Aquello era más de lo que estaba dispuesto a escuchar. No me parecía que él estuviese borracho, ni yo tampoco, pero la conversación era ya la de dos curdas abrazados a la luna.
—¡Anda! Vamos a dormir.
—No, Arturo. No vamos a dormir. ¡Siéntate!
—¡Yo no quiero ser un héroe! ¿Está claro? ¡Conmigo no cuentes! Así que no hay más que hablar.
—Tú eres el único que puede ser un héroe, Arturo. ¡El único!
Su pico de oro me atrapó otra vez cuando ya estaba dándole la espalda. No sé muy bien lo que me pasaba. Por vez primera noté aquel extraño sabor a cecina humana en mi paladar. El de la madera de héroe.
—¿Por qué dices eso?
—Porque es verdad.
—Pero ¿no harías tú mucho mejor héroe? —le dije, reconduciendo el asunto al terreno de la broma—. Joven. Apuesto. Eminencia. Con apellidos ilustres, pero honrados. De linaje sin pulgas. Premiado con la distinción del exilio. ¡Imagina en cambio mi retrato! Yo soy un fallo en la evolución de las especies, Lanzarote.

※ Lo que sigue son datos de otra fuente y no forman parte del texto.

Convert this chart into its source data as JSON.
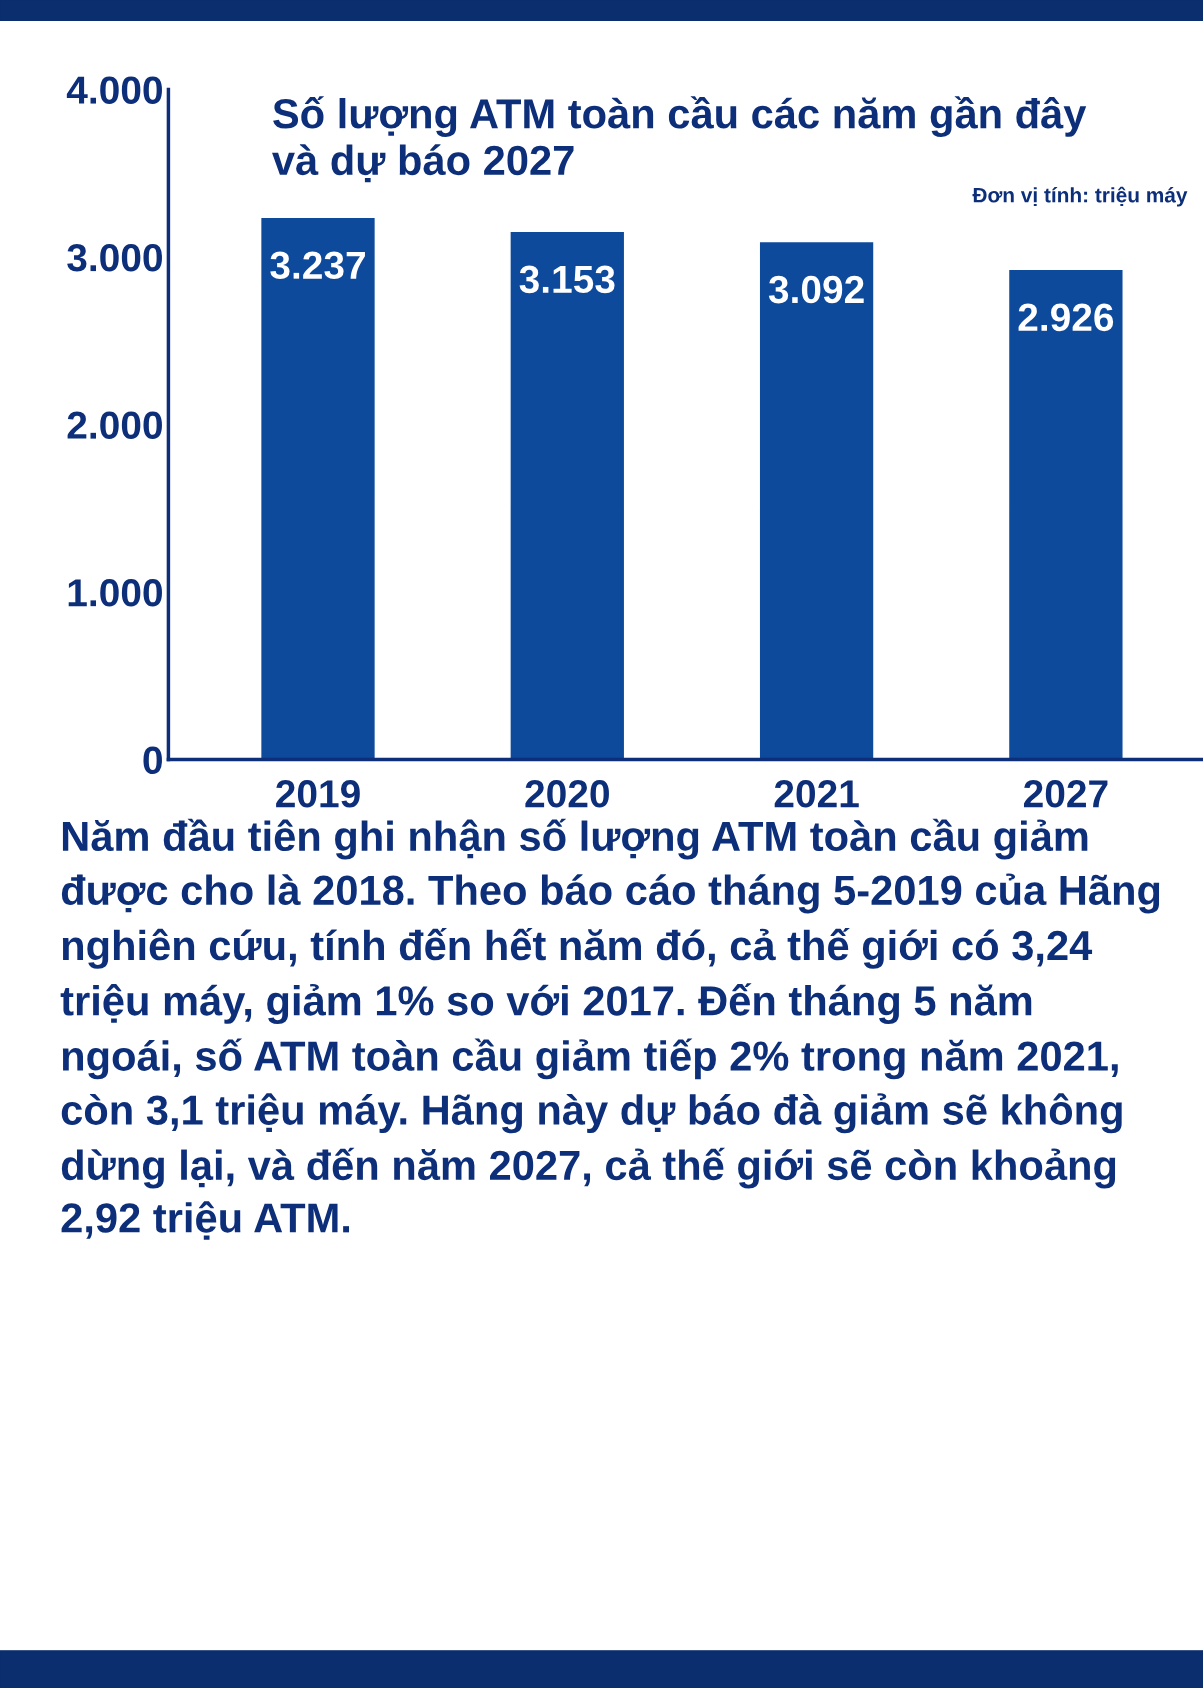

Se rió con ganas. Quizás, pensé, era todo un vacile, una coña, y yo aquí, tomándomelo en serio, como un estúpido. Adlátere con cuernos. Gilipollas. ¡Me cago en la elocuencia!
—Yo no sirvo —dijo, muy serio de repente.
—¿Por qué? ¡Explícate de una puta vez! ¿Por qué tengo que ser yo el héroe?
—Por dos razones.
—¿La primera?
—No importa el orden. Las dos van unidas.
Ahora sí que intuí que el cabrón de Lanzarote hablaba en serio. Había elucubrado a fondo. Tenía todo muy bien pensado. Seguro.
—Tú fuiste uno de ellos, Arturo. Eso es un detalle muy importante. Le dará mucha más repercusión a tu acto de sacrificio.